In an open letter to employees, Starbucks CEO Howard Schultz outlined a number of new company-wide policies that will be implemented in response to Trump’s new administration and its recent actions. According to Schultz’s letter, in addition to hiring refugees, Starbucks will also help to support coffee growers in Mexico, provide assistance to young undocumented immigrants, and will offer healthcare to its employees if current US healthcare laws are repealed.
“We are living in an unprecedented time, one in which we are witness to the conscience of out country, and the promise of the American Dream, being called into question”, wrote Schultz in his letter.
Schultz joins a host of high-profile CEOs and business leaders who have publicly denounced Trump’s executive order
“We will neither stand by, nor stand silent, as the uncertainty around the new administration’s actions grows with each passing day.”
In penning his open letter, Schultz joins a host of high-profile CEOs and business leaders who have publicly denounced Trump’s executive order. Airbnb CEO Brian Chesky has promised that his company will offer free housing to those affected by the travel ban, while Facebook founder Mark Zuckerberg has said he is “concerned” about the effects of the executive orders, commenting that: “We should keep our doors open to refugees and those who need help.”
On January 27, President Trump signed executive orders barring those travelling from Iraq, Iran, Syria, Libya, Somalia, Yemen or Sudan from entering the US for the next 90 days. The ban, which largely affects Muslim-majority countries, will impact green card holders and visa holders alike, as well as refugees from the nations regarded as “sources of terror” by the Trump administration.

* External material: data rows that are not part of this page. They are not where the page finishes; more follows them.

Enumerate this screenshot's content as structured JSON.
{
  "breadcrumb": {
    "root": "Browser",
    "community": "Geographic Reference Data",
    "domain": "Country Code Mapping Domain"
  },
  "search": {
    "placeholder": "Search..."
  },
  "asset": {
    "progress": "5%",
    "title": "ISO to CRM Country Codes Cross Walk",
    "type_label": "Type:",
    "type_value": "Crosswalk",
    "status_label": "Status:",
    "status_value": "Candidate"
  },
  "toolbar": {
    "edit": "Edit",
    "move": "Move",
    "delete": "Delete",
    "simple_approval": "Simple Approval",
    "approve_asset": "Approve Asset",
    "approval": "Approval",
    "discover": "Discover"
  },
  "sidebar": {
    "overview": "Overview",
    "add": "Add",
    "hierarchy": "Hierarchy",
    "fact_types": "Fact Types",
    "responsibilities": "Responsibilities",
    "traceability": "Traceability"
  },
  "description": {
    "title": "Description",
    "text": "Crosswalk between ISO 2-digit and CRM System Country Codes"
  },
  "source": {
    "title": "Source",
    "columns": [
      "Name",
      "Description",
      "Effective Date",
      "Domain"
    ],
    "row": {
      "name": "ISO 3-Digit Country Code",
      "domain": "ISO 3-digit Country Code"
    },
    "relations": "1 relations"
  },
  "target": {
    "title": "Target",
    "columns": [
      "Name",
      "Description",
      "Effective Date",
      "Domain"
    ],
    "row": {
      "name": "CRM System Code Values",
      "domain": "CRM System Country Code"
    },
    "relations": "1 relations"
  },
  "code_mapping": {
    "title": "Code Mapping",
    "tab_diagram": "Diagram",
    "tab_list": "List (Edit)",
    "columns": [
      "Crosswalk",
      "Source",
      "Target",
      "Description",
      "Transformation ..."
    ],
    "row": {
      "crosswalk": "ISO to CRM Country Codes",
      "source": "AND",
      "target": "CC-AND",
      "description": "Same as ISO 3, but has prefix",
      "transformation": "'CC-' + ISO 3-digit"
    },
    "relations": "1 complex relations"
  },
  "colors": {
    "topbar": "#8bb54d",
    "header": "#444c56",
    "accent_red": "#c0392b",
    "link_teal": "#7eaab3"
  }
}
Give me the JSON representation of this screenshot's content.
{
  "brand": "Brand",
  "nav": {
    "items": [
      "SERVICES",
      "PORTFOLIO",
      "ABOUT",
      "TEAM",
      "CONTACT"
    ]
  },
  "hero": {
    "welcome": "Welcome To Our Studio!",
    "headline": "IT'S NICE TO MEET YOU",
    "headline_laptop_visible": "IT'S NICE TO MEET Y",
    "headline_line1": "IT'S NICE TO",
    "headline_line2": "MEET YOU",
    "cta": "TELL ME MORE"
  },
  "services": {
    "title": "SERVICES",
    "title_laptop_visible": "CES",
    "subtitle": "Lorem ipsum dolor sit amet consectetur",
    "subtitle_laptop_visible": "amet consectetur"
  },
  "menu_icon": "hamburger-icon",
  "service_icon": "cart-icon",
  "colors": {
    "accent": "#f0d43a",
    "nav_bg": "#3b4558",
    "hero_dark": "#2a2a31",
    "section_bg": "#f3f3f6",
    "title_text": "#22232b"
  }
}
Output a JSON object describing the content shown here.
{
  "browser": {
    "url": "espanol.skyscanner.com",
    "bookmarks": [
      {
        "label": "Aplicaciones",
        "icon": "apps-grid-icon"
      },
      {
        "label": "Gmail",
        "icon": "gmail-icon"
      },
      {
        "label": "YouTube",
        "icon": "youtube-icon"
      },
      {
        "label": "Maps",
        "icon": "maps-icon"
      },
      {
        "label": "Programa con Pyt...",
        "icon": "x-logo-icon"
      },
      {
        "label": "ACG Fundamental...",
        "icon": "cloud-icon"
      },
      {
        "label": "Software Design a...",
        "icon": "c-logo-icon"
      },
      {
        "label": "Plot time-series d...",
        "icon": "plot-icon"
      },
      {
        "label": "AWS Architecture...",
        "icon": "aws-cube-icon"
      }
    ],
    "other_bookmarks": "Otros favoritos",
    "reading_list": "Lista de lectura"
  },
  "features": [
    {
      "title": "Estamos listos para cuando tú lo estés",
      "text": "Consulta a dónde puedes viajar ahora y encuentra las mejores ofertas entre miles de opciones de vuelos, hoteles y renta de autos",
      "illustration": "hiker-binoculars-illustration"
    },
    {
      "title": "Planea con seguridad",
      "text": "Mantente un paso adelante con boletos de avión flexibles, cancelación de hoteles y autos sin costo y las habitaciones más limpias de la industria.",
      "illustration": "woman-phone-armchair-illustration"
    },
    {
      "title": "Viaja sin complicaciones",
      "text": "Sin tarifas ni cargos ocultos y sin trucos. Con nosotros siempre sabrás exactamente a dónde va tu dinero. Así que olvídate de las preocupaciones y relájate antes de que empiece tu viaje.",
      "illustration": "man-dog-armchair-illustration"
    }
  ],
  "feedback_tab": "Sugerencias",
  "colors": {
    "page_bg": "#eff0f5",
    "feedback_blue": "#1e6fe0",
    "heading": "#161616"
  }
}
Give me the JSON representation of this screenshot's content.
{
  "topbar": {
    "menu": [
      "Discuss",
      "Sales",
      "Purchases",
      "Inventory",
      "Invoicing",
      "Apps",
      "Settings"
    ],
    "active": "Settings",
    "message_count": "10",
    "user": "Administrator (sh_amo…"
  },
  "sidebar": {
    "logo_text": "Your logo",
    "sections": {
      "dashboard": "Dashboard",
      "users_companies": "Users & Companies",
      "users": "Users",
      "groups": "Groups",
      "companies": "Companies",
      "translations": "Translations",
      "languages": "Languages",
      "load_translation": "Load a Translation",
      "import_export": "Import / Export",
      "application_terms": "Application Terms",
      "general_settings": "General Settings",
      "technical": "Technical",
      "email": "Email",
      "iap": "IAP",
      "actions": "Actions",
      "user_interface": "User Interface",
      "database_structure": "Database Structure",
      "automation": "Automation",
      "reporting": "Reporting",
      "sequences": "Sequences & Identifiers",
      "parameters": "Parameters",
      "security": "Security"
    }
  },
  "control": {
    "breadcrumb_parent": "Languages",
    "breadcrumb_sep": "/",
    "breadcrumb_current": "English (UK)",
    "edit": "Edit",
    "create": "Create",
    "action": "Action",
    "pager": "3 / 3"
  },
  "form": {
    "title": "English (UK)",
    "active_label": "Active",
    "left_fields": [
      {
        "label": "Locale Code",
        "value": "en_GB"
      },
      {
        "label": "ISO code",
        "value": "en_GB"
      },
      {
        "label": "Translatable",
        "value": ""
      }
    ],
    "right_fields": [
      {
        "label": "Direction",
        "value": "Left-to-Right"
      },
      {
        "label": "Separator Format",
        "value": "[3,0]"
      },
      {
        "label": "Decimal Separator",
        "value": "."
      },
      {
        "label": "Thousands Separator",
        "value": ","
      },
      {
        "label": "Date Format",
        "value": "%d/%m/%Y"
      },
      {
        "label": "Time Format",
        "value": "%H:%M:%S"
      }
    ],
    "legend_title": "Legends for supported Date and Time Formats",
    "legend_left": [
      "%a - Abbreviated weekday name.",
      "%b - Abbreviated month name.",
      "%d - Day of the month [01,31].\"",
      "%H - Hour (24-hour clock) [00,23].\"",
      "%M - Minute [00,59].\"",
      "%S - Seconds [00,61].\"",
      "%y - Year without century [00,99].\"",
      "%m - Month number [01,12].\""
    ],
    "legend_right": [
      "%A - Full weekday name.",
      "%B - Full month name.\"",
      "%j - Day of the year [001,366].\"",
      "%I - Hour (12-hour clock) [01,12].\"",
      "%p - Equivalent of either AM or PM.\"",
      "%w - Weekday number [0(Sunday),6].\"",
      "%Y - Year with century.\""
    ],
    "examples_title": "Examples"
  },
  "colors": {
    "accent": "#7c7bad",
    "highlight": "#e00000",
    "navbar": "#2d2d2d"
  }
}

The radical move has been met with widespread outrage, with protestors gathering at airports across the country to condemn the travel ban. While consumers have praised Starbucks and Airbnb for their actions, Uber customers have criticised the ride-hailing app for lowering its prices during the one-hour New York City cab drivers protest at JFK Airport. Customers have accused Uber of attempting to profit from the strike, with many deleting the app from their phones in protest at the company’s stance on the divisive immigration issue.